Monitoring and discrimination of Pandemis moths in apple orchards using semiochemicals, wing pattern morphology and DNA barcoding

Sebastian Larsson Herreraa, CristinaThaa, Ramesh R.Vetukurib, Alan Knightc,1, Laura J.Grenville-Briggsa, Marco Tasina

Dep. of Plant Protection Biology, Swedish University of Agricultural Science, 23053, Alnarp, Sweden.

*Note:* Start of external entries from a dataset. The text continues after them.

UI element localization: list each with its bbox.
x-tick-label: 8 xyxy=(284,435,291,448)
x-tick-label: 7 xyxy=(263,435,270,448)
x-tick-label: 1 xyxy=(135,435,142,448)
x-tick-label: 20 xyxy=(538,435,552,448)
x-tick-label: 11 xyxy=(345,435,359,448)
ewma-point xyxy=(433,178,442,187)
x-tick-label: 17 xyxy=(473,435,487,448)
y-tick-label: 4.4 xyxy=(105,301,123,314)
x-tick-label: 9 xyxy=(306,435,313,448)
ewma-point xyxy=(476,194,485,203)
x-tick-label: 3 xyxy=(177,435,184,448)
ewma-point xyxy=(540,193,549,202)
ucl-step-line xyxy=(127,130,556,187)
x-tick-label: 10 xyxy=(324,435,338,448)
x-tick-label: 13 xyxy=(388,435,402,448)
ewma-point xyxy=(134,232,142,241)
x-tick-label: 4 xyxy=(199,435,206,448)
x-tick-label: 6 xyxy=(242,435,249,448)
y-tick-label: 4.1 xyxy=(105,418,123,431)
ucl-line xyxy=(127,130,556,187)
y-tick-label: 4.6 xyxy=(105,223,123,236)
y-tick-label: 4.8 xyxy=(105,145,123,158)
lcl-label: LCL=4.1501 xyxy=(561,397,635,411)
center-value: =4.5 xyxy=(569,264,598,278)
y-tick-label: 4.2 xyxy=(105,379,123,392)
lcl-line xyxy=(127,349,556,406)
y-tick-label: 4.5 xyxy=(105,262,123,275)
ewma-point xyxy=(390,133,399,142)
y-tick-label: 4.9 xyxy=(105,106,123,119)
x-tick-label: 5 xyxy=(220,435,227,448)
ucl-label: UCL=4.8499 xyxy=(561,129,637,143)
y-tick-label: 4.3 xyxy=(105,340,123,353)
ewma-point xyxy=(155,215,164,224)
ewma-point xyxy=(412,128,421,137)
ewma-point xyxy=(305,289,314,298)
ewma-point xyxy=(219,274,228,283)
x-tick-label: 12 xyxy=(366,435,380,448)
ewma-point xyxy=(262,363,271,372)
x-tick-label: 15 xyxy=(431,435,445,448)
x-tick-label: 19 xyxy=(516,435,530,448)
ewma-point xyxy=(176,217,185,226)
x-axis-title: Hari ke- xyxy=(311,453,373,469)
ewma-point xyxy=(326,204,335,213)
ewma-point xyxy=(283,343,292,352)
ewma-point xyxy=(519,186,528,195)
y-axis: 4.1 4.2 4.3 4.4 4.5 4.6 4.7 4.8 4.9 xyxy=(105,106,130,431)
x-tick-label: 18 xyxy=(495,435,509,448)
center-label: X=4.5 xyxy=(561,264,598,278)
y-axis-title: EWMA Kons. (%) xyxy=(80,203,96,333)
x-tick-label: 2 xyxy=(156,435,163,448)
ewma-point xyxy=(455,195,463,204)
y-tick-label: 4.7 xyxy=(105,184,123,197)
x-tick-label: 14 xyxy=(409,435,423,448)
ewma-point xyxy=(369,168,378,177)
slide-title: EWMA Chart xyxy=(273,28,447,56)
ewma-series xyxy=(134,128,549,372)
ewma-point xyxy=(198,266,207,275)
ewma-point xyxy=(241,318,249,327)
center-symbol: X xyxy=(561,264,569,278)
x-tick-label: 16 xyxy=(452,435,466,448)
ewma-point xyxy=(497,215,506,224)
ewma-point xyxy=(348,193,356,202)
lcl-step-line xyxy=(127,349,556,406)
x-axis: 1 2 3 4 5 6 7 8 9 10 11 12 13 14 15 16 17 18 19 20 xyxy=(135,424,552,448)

Non-pheromonal insect attractants of plant and microbial origin are often classified as kairomones. They differ from moth pheromones in that they can attract both sexes of several insect species. Kairomones are nowadays the object of several studies, due to their promising properties for monitoring and selective control of agricultural pests. Here we report on field trapping experiments carried out in apple orchards to quantify the response of the two leafroller species Pandemis heparana (Denis & Schiffermuller) and Pandemis cerasana (Hübner) to potential kairomones (acetic acid (AA), 2-phenyl ethanol (2-PET), pear ester (PE) and benzyl cyanide (BC)) in apple orchards. Specimens of the two species were sexed and classified to the species level using a morphological key based on wing traits. DNA barcoding was used to validate the discrimination between the two species through the morphological key. A two-component blend of AA and 2-PET was effective in catching significant numbers of females of P. heparana and P. cerasana. The addition of PE increased male but not female catches of only P. heparana. For P. heparana blends containing AA and BC with or without PE caught significantly fewer males and females than blends with PET and the AA/BC combination was as effective as PET releasing blends in trapping P. cerasana females. Morphological identification of Pandemis by wing pattern was in agreement with the DNA barcoding in the majority of cases. Additional studies are now required to establish an economic threshold to correlate moth catches with fruit damage and to the possibility that attract and kill based on the identified kairomones can be used to reduce damage.

Keywords: Acetic acid, Integrated pest management, Pandemis cerasana, Pandemis heparana, Pear ester2-Phenylethanol.